In the present study, we identified specific interactions between CPN and genetic polymorphisms in the QKI gene in adult depressive symptoms. A two-genotype “recessive” modelforrs 715020 showed significant interaction after applying a highly conservative Bonferroni correction for multiple testing. Recently, an animal model of maternal separation with early weaning (MSEW) was used to simulate early life neglect. George et al. [9] showed that MSEW mice exhibited increased and persistent anxiety, hyperactivity, and behavioral despair. Further molecular studies by Bordner et al. [23] found that, in addition to behavioral changes, MSEW also leads to dysregulation of markers of mature ODCs. These findings provide useful information that elucidates the combined action of CPN and abnormal ODCs in inducing behavioral and mood disorders.

The quaking gene is designated as a quaking homologue of KH domain RNA binding (mouse) (QKI) [24]. It is a member of the signal transduction and activation of the RNA (STAR) protein family, which is located in the 6q26 chromosome region and spans approximately 159,000 base pairs. Using an autosomal recessive mutant (qkv) model, the dysfunction of the mouse QKI gene has been well described as related to body tremor and the severe demyelination of the central nervous system [25]. To date, an increasing number of studies have confirmed that the human QKI gene in the brain plays a fundamental role in myelination and ODC differentiation [26,27]. Abnormal QKI expression may be critical in influencing other myelin-associated gene expression abnormalities in psychiatric disorders, such as schizophrenia and MDD. In postmortem human brain studies, Haroutunian et al. demonstrated that the expression of QKI mRNA was reduced in seven cortical regions and the hippocampus in schizophrenia patients [28]. Aberg et al. found that, mRNA levels of several myelin-related genes were reduced in schizophrenic patients compared to control subjects.

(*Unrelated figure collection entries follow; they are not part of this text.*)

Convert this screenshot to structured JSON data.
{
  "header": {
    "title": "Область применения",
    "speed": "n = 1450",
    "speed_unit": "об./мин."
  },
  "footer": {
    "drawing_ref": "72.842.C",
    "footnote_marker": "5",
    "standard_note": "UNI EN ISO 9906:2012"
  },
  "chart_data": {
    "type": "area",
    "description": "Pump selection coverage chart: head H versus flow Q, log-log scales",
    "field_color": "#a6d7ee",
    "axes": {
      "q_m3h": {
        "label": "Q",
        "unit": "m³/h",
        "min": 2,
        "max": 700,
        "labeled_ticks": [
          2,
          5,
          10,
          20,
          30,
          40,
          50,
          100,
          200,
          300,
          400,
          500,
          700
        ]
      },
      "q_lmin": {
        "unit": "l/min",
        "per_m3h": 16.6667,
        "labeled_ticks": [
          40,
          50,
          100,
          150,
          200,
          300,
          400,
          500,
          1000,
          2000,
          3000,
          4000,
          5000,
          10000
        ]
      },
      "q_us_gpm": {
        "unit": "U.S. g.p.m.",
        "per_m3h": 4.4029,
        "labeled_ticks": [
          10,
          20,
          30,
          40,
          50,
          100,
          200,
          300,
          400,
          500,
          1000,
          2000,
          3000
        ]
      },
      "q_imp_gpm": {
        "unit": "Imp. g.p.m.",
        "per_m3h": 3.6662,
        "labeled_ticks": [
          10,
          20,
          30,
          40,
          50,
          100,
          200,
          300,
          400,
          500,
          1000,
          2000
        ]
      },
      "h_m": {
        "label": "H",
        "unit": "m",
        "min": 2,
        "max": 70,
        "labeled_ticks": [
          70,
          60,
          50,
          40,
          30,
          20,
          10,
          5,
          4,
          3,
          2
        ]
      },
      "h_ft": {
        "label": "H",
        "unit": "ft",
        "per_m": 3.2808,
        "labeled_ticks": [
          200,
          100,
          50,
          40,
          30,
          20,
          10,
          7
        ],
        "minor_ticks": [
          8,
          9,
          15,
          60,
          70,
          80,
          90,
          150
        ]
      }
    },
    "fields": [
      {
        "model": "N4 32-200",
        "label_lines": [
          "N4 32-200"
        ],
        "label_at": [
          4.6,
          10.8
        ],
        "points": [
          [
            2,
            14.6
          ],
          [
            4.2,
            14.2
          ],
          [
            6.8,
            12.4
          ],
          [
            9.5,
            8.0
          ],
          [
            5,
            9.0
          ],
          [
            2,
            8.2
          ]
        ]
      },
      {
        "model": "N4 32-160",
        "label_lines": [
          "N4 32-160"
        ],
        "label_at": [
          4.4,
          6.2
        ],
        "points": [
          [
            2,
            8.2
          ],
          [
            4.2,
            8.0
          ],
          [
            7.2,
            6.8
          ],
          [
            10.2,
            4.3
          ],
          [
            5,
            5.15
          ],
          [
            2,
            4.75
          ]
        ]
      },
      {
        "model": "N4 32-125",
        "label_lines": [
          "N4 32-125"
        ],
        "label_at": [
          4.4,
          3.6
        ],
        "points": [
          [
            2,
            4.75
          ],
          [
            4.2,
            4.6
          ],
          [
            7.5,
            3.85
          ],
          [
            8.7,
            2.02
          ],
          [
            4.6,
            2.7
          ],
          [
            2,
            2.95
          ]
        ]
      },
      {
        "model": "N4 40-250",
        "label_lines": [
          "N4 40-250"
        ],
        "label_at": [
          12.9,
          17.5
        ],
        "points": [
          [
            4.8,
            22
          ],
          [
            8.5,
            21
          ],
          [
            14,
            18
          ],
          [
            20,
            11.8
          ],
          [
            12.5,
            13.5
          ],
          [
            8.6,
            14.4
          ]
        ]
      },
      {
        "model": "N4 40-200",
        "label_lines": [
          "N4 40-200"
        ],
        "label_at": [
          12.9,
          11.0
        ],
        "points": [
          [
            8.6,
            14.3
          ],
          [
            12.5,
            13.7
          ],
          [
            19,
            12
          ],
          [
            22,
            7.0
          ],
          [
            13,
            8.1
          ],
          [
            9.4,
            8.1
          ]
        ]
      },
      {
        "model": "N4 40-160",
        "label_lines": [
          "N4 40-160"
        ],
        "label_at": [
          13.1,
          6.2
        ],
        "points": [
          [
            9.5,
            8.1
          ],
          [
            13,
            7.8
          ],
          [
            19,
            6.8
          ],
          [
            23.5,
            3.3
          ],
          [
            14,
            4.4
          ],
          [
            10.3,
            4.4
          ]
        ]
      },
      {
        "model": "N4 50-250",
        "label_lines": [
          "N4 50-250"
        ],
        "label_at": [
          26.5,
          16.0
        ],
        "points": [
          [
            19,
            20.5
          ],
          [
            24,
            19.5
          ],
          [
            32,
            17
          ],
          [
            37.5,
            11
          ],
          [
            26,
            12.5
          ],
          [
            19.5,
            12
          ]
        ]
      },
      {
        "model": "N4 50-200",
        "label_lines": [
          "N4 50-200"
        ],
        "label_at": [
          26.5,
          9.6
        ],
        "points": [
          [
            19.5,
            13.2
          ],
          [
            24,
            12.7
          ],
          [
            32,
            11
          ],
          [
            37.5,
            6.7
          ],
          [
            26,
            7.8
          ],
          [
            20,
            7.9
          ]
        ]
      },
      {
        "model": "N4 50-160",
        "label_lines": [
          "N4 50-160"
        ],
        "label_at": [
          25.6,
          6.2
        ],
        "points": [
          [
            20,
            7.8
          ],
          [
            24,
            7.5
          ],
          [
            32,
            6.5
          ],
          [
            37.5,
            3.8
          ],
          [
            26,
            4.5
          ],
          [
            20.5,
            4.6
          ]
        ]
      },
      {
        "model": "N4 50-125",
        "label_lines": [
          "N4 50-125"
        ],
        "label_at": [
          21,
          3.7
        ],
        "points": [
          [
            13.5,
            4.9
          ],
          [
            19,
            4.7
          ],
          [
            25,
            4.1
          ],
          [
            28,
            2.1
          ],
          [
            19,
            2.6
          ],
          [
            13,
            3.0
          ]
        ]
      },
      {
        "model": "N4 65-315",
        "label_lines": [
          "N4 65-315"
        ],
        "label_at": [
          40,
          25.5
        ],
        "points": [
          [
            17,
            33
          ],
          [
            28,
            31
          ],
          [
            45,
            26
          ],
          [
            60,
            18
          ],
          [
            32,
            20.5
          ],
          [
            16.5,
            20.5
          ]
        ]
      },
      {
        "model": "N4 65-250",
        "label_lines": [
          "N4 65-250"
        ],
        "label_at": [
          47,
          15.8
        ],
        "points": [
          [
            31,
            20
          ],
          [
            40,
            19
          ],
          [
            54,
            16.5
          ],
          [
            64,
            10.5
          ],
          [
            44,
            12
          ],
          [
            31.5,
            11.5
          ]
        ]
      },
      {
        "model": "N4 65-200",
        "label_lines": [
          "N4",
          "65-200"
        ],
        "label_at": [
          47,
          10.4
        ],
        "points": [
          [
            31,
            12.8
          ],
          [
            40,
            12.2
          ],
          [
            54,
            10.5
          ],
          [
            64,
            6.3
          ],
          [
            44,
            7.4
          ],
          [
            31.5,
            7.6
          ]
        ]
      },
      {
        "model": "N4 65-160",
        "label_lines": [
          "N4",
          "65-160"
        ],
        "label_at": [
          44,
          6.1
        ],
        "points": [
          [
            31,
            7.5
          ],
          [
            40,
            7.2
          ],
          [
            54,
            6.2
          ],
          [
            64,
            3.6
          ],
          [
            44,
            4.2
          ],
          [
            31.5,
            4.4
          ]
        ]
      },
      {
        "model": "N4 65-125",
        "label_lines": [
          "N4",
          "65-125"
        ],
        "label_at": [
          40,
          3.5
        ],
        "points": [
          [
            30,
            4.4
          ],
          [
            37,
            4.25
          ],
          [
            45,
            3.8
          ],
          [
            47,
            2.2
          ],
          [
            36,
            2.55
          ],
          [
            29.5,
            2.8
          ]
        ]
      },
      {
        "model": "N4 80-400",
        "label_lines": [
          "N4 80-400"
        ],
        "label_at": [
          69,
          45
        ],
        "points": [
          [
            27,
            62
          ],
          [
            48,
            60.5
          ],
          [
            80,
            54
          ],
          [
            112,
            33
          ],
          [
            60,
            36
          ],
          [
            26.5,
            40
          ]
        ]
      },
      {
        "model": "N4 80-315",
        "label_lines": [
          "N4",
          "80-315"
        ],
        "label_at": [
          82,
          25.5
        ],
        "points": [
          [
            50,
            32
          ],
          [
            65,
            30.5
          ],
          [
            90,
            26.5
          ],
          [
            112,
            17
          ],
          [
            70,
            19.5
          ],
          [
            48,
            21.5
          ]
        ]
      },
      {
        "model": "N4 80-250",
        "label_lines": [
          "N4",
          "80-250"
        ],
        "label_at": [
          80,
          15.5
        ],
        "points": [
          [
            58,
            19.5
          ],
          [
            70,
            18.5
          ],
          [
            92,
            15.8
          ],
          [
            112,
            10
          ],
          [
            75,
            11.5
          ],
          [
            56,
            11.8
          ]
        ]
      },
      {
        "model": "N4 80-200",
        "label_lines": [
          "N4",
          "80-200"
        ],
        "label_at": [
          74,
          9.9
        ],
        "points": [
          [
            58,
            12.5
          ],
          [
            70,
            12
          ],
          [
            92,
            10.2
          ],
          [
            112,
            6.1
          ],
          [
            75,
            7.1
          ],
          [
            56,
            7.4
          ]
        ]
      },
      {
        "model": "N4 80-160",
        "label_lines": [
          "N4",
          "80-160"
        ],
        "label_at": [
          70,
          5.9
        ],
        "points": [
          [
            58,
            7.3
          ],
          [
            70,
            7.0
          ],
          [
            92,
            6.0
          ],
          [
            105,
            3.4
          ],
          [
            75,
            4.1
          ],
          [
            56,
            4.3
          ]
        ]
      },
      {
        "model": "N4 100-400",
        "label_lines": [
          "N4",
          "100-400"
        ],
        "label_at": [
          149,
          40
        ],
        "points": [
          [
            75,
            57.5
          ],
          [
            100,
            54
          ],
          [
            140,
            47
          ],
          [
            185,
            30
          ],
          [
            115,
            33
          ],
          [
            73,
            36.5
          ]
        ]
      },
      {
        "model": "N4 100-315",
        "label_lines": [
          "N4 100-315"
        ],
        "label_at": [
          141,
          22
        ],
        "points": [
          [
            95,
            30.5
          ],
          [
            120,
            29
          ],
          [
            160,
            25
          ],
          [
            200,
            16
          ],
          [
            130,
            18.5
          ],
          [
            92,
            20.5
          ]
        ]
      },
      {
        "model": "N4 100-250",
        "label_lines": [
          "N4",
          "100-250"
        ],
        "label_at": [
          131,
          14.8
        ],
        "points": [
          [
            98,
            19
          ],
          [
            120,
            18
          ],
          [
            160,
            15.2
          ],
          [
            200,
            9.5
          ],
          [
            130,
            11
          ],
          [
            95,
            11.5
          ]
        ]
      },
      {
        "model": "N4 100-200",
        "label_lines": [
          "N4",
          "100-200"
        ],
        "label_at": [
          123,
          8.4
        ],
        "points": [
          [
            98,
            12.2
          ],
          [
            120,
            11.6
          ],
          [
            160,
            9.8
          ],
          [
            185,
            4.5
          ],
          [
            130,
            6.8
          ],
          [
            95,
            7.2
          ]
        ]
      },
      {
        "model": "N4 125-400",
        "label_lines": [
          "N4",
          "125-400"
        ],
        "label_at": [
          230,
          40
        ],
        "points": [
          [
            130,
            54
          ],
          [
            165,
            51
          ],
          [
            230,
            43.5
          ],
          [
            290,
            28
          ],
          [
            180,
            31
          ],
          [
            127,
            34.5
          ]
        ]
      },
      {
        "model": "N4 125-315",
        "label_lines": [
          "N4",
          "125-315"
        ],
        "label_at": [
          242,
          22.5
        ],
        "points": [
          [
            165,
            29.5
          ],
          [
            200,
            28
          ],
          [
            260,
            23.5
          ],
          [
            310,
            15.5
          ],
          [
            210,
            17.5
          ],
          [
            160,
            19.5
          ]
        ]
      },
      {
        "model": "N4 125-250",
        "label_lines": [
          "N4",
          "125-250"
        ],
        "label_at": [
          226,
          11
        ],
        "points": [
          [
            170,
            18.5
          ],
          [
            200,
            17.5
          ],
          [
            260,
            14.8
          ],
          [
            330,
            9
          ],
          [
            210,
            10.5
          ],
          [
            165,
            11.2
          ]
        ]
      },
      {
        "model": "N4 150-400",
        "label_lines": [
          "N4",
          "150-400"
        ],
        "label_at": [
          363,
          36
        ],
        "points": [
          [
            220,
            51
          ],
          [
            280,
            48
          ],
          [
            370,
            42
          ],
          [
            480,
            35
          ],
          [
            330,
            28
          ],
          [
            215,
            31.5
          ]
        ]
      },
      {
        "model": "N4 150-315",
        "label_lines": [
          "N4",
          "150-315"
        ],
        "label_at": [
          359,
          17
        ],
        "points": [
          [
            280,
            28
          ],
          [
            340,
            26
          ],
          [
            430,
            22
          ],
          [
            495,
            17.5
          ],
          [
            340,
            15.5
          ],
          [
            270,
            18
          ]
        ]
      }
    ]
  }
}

Meanwhile, potential QKI-binding sites in the 3’UTR region of these genes may explain the mechanisms underlying the effect of QKI on the inter-individual variation of expression in these myelin-related genes [29]. Klempan et al. revealed that multiple transcripts of QKI mRNA resulted in significant reductions of expression in cortical regions, the hippocampus and amygdala in suicidal MDD patients compared with control subjects [30]. All of these studies support a specific role of QKI in myelination-related deficits.

There are several limitations to our investigation. First, because there is a restricted number of SNPs, we only selected the polymorphisms of coding and promoter regions in a limited number of ODC and myelin-related genes. This limited selection could lead to the incomplete capture the overall genetic variation naturally observed in these systems. Second, multiple removal criteria were applied to ensure sample quality, which reduced the sample size of the study. The reported findings should be viewed as preliminary results that must be replicated in larger independent samples.

Conclusion

In conclusion, our results indicate that the QKI gene is a potential moderator of the effects of childhood physical neglect on adult depressive symptoms in MDD patients. Further work is necessary to confirm these preliminary results across independent populations, and further laboratory-based functional genomic studies are needed to understand the mechanisms underlying these epidemiological observations.